I appreciate Luke Lively granting me permission to use this interesting picture he captured. It well illustrates the Bible verse on it. For all of nature is just temporary, but its very existence attests to the need for a great First Cause to have made it all possible.
And that First Cause had to always be (or else it would have never been), which is one of the inferences Paul shows in Romans 1:20 that we can make from the creation itself: that God is eternal.
In addition, what has been made also implies the need for great intelligence to have designed all the vast varieties of living things — from the simple to the highly complex.
Just think of all there is to consider in our own anatomy! Our body consists of so many different needful components.
We not only have all of the right parts, but we also have them in all of the right and best places. For instance, where is a better place to have your hands than right there where you have them? Or to have your feet at the bottom of your legs, while your eyes are way up high to better see, as if from a tower?
How far different the eye is from the ear, or the heart from the brain, or the lungs from the kidneys, etc. Yet they each are very needful and have their own special function.
How can one believe that we all evolved from a mindless single-celled organism in a mud pond eons of years ago? How would that non-thinking substance know what would be necessary to form various creatures? And not only know of all of those needful parts, but then be sure they would form in all the right places? As some might say, “It takes more faith to believe in the general theory of evolution than to believe in the Bible’s account of creation.”
How could these, and the numerous other components that make up our bodies, come about by mere chance or coincidence?
How could so much complexity and vital integration of parts simply evolve from a non-thinking substance?
How did the genetic code come about, the information in our DNA, that helps form the way we are — and also does so for every living creature, and giving each one exactly what is needed, regardless of how vastly different one creature is from another? Just as computer software required a programmer, who or what programmed the DNA to be able to encode the right genetic instructions for the intelligent development of all known living organisms? Did it not also have need of a Programmer, a Designer?
Not one man-made thing — whether great or small — ever came about without man’s ingenuity and involvement. But are we to make an exception to that principle when it comes to our entire universe and every non-man-made thing therein? That it required no “inventor,” no “designer,” and no “builder” or “producer”?
As Paul points out, God’s “eternal power and divine nature” have “been clearly seen…through what has been made, so that they are without excuse” (Rom. 1:20).

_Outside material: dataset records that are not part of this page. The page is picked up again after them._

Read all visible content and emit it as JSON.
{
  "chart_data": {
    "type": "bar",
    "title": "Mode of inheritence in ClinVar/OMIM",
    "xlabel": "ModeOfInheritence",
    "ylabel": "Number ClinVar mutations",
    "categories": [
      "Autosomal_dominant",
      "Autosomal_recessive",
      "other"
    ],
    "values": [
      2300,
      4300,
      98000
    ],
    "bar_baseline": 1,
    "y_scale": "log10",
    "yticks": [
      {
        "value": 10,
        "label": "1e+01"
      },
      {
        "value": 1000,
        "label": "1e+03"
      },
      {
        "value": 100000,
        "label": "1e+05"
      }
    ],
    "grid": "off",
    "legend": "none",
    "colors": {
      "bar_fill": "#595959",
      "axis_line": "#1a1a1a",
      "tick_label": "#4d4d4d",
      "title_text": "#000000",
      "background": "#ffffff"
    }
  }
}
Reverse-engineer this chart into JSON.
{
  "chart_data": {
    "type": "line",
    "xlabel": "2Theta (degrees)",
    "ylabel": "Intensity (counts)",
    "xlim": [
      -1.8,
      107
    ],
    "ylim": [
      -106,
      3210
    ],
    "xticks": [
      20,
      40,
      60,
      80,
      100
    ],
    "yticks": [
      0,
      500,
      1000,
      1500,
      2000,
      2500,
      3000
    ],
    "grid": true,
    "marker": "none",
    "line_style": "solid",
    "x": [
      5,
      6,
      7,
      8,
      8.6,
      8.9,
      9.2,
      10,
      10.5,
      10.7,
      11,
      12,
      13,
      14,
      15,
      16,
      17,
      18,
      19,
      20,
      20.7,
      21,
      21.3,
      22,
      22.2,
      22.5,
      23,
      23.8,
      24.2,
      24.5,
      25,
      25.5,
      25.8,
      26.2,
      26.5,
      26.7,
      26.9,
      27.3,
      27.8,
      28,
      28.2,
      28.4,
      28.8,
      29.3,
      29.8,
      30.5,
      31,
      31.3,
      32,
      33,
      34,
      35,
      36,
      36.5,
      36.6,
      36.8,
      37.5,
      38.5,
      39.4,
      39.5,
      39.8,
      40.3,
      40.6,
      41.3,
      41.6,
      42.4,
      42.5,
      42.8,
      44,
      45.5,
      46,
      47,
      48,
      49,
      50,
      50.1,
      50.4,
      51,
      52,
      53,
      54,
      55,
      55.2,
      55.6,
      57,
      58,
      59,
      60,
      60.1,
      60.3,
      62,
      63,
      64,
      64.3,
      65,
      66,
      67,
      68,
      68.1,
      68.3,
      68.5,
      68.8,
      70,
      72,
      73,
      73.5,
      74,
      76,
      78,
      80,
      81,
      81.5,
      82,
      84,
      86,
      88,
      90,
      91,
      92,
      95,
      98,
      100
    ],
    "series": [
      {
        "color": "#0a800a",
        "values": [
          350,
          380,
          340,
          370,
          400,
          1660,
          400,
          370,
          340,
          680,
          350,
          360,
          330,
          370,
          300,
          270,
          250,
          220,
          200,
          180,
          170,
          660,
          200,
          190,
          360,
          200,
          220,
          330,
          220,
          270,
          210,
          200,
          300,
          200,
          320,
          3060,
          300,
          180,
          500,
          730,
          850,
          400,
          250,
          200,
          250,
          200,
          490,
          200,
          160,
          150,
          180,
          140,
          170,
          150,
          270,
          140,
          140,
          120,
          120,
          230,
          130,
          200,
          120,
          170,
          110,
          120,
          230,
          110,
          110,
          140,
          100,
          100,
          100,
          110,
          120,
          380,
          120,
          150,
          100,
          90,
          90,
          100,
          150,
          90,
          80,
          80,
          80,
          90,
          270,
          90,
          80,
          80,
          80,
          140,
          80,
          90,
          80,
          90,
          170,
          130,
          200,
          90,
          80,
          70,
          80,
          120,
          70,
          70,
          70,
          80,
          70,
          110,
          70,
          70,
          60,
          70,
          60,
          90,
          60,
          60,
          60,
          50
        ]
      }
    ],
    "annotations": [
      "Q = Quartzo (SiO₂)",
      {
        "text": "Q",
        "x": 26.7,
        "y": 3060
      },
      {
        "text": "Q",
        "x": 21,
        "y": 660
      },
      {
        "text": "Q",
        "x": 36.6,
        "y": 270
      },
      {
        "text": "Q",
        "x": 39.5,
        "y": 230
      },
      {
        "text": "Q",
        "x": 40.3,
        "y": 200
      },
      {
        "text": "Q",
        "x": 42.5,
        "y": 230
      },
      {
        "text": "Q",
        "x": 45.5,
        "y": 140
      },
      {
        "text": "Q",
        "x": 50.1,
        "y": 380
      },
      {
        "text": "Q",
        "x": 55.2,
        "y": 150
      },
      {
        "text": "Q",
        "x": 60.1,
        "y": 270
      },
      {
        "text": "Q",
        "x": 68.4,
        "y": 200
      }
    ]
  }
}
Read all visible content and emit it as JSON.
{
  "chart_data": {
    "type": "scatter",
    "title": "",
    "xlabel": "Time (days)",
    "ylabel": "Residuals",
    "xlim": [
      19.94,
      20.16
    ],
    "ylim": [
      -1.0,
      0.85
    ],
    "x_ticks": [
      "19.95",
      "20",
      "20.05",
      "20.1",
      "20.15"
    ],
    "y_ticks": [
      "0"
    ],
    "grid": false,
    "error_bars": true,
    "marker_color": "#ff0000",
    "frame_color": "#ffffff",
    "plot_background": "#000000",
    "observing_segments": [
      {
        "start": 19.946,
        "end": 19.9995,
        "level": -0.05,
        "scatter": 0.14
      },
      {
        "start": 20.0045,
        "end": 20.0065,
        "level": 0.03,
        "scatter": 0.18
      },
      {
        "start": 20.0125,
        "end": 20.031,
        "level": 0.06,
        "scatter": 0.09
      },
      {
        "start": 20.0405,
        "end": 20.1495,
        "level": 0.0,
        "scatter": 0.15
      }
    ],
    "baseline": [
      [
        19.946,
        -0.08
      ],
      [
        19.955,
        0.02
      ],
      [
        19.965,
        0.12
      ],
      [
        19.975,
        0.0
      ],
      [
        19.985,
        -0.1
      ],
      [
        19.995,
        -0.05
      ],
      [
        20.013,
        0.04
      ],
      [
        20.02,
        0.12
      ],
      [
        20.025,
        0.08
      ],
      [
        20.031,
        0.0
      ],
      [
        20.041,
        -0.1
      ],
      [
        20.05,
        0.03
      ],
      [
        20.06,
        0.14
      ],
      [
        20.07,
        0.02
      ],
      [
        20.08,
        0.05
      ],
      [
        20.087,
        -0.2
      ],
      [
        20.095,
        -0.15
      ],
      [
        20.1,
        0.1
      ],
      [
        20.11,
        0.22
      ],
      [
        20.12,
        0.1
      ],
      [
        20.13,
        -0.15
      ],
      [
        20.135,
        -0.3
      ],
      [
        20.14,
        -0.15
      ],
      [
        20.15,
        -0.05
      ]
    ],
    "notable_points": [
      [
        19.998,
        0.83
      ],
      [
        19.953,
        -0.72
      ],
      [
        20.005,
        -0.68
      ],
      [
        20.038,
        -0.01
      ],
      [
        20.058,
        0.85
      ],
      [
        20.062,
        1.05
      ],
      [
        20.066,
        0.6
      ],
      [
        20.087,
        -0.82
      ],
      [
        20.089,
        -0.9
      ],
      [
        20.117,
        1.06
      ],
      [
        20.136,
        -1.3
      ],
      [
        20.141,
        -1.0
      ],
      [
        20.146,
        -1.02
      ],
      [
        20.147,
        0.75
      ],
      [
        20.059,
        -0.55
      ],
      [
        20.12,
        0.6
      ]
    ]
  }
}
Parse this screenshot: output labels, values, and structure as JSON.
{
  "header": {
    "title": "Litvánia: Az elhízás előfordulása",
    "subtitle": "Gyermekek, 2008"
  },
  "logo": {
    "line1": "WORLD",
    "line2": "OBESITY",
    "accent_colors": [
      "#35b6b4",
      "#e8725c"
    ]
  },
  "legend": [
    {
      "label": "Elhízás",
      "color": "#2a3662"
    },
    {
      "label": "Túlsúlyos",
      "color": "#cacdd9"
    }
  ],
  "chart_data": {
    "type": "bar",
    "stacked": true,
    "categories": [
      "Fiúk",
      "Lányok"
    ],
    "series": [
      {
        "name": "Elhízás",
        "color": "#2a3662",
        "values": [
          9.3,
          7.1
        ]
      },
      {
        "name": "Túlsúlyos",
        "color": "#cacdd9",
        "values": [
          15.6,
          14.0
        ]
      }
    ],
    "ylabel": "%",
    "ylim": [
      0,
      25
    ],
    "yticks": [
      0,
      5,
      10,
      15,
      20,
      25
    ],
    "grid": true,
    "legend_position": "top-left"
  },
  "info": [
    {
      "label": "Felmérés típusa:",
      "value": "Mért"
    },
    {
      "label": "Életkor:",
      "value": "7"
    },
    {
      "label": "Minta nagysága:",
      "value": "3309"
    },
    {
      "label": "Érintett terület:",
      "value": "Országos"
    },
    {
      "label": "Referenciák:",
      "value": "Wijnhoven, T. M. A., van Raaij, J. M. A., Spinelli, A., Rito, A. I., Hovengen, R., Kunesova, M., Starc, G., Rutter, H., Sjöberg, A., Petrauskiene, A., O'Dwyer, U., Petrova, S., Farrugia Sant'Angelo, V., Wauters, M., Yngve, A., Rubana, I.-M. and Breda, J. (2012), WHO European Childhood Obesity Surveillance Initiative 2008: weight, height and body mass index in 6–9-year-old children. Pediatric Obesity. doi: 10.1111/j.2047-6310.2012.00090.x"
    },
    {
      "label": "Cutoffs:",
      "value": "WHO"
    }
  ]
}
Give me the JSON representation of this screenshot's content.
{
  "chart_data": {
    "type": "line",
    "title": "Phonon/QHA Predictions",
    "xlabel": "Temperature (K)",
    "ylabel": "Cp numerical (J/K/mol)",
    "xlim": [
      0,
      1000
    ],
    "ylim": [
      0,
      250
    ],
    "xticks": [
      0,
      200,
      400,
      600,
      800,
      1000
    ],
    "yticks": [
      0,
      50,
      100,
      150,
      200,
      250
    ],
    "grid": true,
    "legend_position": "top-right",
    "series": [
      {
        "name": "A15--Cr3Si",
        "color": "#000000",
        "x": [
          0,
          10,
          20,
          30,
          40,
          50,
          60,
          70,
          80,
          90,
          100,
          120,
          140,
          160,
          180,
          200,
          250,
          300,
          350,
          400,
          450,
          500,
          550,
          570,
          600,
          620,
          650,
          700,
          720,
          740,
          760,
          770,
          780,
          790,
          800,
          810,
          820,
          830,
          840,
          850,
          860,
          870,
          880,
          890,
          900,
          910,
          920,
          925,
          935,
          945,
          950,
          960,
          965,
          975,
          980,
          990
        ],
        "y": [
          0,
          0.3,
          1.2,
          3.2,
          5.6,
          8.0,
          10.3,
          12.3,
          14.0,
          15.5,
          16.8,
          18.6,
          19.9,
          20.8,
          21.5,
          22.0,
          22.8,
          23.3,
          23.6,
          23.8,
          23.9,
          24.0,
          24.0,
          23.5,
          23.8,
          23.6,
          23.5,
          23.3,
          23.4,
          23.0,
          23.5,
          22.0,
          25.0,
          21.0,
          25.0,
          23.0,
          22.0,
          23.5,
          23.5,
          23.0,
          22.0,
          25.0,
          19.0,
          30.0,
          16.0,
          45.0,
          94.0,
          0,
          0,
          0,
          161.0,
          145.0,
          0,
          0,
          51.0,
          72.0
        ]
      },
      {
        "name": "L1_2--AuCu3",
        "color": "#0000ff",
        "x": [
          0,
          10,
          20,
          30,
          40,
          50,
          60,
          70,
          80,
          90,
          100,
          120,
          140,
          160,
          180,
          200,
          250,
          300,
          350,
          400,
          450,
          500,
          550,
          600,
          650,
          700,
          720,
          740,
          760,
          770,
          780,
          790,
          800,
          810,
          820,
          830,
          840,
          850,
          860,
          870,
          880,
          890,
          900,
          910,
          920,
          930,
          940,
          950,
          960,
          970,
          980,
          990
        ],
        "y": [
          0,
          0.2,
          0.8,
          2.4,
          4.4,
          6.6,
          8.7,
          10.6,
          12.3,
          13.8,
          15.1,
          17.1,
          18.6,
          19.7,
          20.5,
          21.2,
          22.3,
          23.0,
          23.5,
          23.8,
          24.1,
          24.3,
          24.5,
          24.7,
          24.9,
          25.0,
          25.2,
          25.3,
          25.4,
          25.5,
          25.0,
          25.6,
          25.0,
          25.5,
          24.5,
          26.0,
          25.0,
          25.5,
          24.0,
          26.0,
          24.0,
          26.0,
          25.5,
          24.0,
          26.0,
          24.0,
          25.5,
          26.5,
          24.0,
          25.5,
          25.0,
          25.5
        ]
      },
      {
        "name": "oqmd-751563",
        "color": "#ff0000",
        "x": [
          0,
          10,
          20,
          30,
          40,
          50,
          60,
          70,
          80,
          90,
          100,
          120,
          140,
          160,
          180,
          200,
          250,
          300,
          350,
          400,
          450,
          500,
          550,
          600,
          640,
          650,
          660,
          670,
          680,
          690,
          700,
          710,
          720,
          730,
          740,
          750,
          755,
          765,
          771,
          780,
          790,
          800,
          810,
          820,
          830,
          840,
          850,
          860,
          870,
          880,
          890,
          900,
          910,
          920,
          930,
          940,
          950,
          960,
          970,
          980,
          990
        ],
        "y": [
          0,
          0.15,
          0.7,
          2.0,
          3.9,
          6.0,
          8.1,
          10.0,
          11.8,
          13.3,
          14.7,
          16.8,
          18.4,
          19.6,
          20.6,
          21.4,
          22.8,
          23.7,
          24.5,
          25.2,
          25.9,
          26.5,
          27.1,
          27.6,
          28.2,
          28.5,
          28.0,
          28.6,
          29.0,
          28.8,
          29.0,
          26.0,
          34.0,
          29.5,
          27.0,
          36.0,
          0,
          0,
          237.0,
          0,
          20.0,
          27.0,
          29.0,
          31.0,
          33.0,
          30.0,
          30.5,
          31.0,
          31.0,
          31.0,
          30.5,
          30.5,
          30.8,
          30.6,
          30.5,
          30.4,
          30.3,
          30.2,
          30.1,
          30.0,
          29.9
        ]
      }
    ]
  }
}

All of nature is a reminder of God. As David writes, “The heavens are telling of the glory of God; And their expanse is declaring the work of His hands” (Psa. 19:1).
The child of God knows who to thank for the wonders and beauties of creation. And by looking into His word we have the additional source that reveals even more about the Lord and those needful instructions pertaining to salvation. Let us, therefore, not neglect to examine that message. For it is “the power of God for salvation” (Rom. 1:16) and the words of eternal life (Jn. 6:68).